Braised Lamb Shank with Celery Root and Potato Mash
– 2 8 oz. bone-in lamb shanks
– 1 lb carrots, peeled and cut into thick slices
– 1 lb parsnips, peeled and quartered
– 1 large white onion, cut into eighths
– 4 oz. button mushrooms, halved
– 4 cups red wine
– 4 cups beef broth
– 3 strips bacon
– 1 tbsp rosemary
– 2 tbsp thyme
– 1 lb. brussel sprouts, halved
– 3 tbsp lemon juice
– Garlic powder
– Salt and pepper
Celery Root Puree:
– 1 lb. potatoes, peeled and quartered
– 1 lb. celery root, peeled and quartered
– 1 cup heavy cream
– 1 cup chicken or vegetable stock
– Salt and pepper
Season lamb shanks with rosemary, thyme, salt and pepper and let soak in red wine for 2-3 hours, reserving the wine for later. Preheat oven to 350 degrees. In an oven-safe dutch oven, cook bacon until crispy and set aside, leaving drippings. Add olive oil to bacon drippings and cook lamb shanks on all sides until browned, about 15 minutes, and remove from the pan. Add carrots, parsnips, and onions, season with salt and pepper and cook for 5 minutes. Return lamb shanks to the dutch oven, add 2 cups red wine and 2 cups of beef broth and place in oven, uncovered.
After one hour, remove the dish from the oven. Turn over lamb shanks, add remaining beef stock and red wine, and add the button mushrooms. Return to oven and cook for another 1-2 hours until the lamb is tender. Before serving, steam brussel sprouts and stir into the vegetable stew that has formed.

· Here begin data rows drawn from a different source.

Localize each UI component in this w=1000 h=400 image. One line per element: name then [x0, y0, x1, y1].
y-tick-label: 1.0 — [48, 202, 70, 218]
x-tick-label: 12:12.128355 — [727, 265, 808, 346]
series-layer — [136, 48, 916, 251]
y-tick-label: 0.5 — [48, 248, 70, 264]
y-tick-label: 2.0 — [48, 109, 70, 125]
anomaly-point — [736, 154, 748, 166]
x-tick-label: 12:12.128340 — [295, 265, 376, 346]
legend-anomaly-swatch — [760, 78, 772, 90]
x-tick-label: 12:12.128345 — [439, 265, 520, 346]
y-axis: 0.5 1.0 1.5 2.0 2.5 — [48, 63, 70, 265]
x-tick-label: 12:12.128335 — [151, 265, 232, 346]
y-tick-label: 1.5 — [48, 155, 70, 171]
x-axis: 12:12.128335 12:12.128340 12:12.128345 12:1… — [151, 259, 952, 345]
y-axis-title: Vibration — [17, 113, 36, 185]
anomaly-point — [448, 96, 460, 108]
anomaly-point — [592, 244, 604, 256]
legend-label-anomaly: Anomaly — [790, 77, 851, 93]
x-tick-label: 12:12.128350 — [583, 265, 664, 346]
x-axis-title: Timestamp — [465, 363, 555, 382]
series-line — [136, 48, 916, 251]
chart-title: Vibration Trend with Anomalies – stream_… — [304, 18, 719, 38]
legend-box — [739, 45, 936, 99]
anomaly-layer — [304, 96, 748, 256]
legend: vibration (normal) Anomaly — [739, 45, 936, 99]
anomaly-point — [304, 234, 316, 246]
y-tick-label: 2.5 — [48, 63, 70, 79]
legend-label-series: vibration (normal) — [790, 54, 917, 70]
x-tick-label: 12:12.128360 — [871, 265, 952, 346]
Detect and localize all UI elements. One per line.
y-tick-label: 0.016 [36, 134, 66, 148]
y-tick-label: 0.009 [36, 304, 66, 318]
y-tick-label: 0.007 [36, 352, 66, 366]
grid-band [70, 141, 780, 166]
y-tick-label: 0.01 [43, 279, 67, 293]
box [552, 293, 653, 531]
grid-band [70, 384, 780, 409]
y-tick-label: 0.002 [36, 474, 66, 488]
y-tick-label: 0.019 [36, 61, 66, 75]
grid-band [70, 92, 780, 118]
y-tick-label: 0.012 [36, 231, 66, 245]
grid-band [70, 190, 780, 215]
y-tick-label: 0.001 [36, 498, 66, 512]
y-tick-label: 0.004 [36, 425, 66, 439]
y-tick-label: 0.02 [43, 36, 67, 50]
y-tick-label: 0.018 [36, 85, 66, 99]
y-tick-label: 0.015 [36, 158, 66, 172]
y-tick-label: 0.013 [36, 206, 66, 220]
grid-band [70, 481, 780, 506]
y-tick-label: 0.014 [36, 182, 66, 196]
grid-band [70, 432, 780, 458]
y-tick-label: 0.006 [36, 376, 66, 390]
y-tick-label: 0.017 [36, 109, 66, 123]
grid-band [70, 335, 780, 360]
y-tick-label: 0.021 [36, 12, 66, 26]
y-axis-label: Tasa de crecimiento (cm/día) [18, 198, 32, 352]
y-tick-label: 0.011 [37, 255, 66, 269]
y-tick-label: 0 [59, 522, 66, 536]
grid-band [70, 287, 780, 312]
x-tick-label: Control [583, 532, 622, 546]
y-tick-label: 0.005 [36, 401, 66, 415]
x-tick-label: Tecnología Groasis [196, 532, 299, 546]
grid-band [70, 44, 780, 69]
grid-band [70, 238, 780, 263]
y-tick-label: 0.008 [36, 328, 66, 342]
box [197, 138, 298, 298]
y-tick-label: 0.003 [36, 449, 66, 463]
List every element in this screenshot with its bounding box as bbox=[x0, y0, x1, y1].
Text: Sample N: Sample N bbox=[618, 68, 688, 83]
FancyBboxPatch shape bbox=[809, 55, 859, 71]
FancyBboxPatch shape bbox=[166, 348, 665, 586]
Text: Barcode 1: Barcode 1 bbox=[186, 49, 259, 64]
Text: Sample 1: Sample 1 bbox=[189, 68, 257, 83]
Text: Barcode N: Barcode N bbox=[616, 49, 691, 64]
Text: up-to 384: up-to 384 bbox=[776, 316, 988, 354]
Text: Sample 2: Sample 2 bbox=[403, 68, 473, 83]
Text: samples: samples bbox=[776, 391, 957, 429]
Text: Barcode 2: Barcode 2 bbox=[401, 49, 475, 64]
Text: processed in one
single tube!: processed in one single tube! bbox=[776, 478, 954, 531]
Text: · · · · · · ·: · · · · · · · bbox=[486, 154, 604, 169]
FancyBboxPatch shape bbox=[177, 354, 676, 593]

To make the celery root and potato mash, boil the potatoes with the celery root until both yield to a fork, about 30-40 minutes. It is a good idea to start with the celery root, then add the potatoes, as it tends to take longer. In a large bowl, mash the celery root and potatoes with 1 cup heavy cream and 1 cup chicken stock. Season with salt and pepper. This will not be as starchy or thick as mashed potatoes.
Serve lamb shank and vegetables over the celery root and potato mash. Garnish with chopped parsley. Enjoy!